Back in January 2016 I posted the first part about my visits and voluntary involvement on Rotoroa Island in the Hauraki Gulf near Auckland (link here if you’d like to re-read). During the most recent summer, I had the pleasure and indeed privilege of returning to Rotoroa on a regular basis to help out the Trust in the day-to-day running of the island.
Volunteer jobs are never going to be glamorous of course, but helping tourists have a more special visit to this little slice of paradise, as well as doing my bit in assisting in the conservation of native species is an absolute joy. I realised that from when I set foot on the boat in the morning until returning to land in the evening, nothing else matters in the world except being part of this wonderful conservation island with a unique human history.
Apologies for the slightly lesser quality of one or two of these pictures, which were taken on an iPhone.
The islands just off the coast of New Zealand are havens for native species which stand on the brink of extinction (certainly endangerment) in many cases. They have been cleared of mammalian pests and have enabled native reptile and bird species to be introduced and have a chance.
In the Hauraki Gulf, to the East of Waiheke Island, likes a small but perfectly formed island, Rotoroa Island.
This island is held under trust and was formerly used by the Salvation Army for recovering alcoholics. Now it is being used to introduce a variety of species and Auckland Zoo is managing this.

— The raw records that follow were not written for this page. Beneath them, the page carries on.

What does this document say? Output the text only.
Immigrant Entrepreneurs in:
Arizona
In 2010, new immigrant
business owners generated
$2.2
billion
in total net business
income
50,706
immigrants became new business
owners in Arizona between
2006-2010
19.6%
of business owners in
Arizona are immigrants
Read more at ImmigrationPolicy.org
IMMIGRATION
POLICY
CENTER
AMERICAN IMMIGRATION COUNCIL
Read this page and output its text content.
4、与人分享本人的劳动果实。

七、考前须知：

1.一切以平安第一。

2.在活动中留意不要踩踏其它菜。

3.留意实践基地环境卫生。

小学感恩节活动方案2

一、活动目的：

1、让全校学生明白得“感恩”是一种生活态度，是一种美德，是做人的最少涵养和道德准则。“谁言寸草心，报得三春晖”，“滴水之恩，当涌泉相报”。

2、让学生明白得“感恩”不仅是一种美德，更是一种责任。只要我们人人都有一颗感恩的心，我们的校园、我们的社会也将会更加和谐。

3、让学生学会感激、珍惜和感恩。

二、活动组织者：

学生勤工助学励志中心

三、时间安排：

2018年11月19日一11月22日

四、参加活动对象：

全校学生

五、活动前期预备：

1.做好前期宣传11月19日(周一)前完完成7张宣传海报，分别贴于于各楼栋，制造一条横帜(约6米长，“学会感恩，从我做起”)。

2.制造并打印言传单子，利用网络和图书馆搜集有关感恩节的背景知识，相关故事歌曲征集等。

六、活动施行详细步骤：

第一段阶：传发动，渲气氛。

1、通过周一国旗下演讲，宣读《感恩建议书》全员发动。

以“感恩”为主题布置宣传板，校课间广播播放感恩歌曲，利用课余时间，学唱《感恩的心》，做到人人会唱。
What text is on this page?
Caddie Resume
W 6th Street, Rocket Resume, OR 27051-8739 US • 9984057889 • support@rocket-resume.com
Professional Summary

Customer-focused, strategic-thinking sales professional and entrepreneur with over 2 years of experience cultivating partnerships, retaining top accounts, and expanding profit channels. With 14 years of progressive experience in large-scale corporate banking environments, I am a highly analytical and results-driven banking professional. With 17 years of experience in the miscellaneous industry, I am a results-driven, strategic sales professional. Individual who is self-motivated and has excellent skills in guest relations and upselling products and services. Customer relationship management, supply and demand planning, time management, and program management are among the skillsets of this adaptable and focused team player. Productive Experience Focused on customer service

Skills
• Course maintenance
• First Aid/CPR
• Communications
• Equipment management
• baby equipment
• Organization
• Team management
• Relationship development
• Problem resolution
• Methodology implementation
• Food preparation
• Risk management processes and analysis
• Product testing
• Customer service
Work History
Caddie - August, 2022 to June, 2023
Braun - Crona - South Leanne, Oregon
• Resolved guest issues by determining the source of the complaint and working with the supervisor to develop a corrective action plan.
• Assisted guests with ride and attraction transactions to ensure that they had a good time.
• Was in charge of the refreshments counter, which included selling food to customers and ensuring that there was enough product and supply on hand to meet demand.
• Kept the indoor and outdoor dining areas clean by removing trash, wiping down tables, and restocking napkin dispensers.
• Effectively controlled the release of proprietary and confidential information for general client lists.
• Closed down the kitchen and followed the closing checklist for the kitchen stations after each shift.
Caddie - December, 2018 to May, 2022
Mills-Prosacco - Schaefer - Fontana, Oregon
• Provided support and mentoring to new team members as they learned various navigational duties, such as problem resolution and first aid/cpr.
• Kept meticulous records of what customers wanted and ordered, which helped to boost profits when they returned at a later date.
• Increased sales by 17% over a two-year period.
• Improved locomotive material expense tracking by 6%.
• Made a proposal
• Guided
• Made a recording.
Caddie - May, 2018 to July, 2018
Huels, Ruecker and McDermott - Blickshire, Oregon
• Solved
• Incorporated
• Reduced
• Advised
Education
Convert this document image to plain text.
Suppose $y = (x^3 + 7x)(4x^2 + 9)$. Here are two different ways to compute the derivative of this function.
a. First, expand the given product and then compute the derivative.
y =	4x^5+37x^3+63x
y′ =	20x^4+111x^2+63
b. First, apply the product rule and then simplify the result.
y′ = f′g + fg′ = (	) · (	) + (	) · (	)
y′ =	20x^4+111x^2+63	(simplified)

I had the privilege of heading over there with the zoo to do some voluntary work in weeding the enclosure of the moko skinks. They need an enclosure as weka (a type of bird) wander the island and would eat them if given the chance…but removing one successful native species for another is not an option really.
I didn’t see any skinks (I guess they didn’t appreciate our being in their home) but I did see a beautiful island with a wonderful chance of success. Time will tell.